What happens when full-risk capitated approaches are used with persons who have severe and persistent mental illness and who are treated in the public sector? After 150 years of state-supported care and 30 years after deinstitutionalization from state hospitals, the care of public-sector patients with long-term mental illness, funded mostly through Medicaid, is managed in many states through for-profit behavioral health care carve-outs. Costs are contained by limiting inpatient and outpatient care to the services deemed the most medically necessary. This approach represents rationing based on utilization review. And when the clinician or the clinic is put at financial risk through capitation, the cause for concern for our most vulnerable patient populations is magnified.
Managed care, of course, is not the first effort to save money at the expense of the care and treatment of patients who have chronic psychiatric illness. In the 19th century large state institutions tried to spend as little per patient per day as was humanly feasible. In the 20th century we witnessed the wholesale dumping of these patients into unprepared communities and the resulting public health crisis of the incarcerated mentally ill and the homeless. Today there are many concerns about the impact of managed care on this very same population.
In this issue of Psychiatric Services, two articles provide data to justify these concerns. Morrissey and his colleagues and Boothroyd and his coauthors found that enrollees in plans in which services were covered under capitation used significantly fewer services than enrollees in no-risk programs. In the study by Morrissey and associates, patients in the at-risk program had significantly poorer outcomes. Although case management, financed separately, was provided more abundantly in the at-risk program, outcomes measured at six months clearly showed that this funding arrangement did not substitute for access to treatment. Patients in the study by Boothroyd and his colleagues who were enrolled in the at-risk program were also significantly less satisfied with services.

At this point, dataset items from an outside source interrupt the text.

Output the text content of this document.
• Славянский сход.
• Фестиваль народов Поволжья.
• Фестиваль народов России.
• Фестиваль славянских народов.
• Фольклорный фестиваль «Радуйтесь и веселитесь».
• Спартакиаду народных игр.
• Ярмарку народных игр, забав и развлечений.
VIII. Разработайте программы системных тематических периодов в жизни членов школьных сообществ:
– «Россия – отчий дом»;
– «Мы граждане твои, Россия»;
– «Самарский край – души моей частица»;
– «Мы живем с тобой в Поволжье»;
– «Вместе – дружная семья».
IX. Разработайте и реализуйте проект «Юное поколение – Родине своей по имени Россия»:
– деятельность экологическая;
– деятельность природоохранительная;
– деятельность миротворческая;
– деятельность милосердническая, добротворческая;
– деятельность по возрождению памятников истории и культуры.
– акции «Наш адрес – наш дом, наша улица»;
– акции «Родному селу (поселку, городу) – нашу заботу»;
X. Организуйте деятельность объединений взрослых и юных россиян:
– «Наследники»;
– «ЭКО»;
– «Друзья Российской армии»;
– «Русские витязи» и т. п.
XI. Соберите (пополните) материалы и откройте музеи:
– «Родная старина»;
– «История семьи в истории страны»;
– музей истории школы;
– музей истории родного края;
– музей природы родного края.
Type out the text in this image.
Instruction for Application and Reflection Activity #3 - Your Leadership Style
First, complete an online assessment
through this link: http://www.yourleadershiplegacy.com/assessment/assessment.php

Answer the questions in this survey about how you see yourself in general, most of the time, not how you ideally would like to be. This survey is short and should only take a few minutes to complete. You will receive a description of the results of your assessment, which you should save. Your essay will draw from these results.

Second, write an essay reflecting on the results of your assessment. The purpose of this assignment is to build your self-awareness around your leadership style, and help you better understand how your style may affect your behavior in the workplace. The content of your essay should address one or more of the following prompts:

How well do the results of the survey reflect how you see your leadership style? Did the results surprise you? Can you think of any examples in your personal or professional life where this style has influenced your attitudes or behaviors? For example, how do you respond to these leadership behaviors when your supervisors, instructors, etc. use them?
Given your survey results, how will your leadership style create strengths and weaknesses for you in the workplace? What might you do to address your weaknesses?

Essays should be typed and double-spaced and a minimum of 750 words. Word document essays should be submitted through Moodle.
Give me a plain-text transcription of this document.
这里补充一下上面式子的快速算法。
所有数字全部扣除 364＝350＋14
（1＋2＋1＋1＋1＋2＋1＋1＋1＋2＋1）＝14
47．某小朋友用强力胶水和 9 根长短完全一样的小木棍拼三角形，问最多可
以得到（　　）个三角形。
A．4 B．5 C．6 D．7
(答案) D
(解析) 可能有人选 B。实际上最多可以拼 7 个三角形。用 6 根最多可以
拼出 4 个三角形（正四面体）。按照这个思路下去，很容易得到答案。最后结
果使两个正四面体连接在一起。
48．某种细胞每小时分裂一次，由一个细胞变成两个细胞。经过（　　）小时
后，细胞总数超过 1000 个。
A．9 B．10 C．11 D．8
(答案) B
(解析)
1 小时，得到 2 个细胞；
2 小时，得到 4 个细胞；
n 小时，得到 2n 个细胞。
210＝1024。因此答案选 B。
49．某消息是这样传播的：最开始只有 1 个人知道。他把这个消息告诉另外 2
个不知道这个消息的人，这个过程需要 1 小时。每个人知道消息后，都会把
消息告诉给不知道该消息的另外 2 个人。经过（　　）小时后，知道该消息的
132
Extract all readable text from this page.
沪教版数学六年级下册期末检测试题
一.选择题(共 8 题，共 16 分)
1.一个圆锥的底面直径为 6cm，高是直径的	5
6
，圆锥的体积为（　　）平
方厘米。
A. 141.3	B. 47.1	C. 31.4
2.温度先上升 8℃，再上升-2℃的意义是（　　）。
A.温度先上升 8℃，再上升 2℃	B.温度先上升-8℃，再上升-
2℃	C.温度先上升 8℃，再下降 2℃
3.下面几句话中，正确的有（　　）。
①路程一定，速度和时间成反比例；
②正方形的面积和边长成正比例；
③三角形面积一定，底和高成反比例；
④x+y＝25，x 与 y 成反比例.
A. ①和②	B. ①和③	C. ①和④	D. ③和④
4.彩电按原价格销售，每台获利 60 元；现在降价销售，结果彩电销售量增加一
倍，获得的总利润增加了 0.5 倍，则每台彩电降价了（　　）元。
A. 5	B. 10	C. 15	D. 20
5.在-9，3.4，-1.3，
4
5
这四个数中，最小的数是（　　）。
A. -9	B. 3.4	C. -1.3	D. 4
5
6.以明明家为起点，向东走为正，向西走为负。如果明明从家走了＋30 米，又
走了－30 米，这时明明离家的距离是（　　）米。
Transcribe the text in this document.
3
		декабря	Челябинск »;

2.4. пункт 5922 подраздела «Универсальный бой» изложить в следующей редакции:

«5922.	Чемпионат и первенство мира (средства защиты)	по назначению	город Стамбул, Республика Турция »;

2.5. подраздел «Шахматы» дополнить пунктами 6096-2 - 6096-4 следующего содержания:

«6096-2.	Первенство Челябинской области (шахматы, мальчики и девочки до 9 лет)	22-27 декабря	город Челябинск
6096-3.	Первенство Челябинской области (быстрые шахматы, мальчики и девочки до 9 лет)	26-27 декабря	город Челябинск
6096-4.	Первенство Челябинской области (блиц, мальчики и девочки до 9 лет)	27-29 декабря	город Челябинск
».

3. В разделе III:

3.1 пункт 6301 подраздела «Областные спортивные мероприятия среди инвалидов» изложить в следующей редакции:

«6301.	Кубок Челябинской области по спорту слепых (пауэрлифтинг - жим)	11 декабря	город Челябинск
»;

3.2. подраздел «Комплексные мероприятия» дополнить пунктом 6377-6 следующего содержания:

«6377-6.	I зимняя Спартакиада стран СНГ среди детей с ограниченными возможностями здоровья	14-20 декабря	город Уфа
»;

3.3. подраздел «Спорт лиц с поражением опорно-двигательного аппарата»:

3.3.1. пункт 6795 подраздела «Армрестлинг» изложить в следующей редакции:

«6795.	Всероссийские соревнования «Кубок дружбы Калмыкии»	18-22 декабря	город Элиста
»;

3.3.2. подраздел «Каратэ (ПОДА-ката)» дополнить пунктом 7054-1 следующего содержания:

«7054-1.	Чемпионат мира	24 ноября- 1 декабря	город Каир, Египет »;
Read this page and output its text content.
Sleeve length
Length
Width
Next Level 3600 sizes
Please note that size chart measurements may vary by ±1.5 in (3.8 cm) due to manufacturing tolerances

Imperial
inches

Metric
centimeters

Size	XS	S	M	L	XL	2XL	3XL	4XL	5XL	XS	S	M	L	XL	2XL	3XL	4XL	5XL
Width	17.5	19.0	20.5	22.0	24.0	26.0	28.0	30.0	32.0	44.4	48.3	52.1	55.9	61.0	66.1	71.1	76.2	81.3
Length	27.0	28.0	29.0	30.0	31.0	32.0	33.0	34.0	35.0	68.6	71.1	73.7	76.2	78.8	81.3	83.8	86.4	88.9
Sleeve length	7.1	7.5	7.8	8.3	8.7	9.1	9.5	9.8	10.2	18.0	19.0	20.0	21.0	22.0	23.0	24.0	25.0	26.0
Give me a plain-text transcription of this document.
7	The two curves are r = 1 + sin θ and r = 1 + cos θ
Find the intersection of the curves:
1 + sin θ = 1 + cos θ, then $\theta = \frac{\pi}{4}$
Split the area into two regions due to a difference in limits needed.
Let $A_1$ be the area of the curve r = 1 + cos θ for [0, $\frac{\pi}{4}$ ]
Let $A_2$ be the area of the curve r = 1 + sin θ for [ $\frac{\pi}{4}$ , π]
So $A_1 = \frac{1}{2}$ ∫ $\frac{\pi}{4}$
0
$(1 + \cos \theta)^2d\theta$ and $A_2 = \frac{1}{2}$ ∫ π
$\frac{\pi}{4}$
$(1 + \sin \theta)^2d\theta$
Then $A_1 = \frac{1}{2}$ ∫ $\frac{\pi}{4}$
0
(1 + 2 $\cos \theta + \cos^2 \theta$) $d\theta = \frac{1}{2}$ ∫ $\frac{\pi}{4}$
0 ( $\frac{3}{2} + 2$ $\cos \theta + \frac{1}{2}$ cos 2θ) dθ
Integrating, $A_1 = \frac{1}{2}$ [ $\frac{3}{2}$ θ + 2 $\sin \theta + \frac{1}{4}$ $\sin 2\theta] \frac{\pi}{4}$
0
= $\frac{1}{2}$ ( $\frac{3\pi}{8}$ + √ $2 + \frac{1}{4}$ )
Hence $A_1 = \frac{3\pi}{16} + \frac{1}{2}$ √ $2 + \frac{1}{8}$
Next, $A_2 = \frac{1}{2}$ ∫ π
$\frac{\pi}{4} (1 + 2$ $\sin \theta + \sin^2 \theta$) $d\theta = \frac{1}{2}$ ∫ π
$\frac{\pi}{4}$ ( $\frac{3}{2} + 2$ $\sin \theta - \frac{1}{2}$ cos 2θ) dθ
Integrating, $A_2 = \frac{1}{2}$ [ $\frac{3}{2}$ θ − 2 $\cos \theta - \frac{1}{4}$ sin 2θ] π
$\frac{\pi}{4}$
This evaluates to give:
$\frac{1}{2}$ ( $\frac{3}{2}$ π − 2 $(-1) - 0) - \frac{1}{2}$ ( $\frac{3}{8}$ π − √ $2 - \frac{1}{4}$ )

Patients and families, mental health advocates, psychiatrists and other clinicians, and public health administrators must be especially vigilant in the rationing of access to care for people with serious and persistent mental disorders. When clinicians are put at risk, they face an ethically slippery slope in today's cost-conscious medical marketplace. It is not surprising that such rationing leads to poor outcomes. But cost-containment efforts should be made explicitly through our democratic process, not implicitly through private managed care contracting that shifts too much risk to clinicians as they try to deliver high-quality care to all in need while ensuring their own economic survival.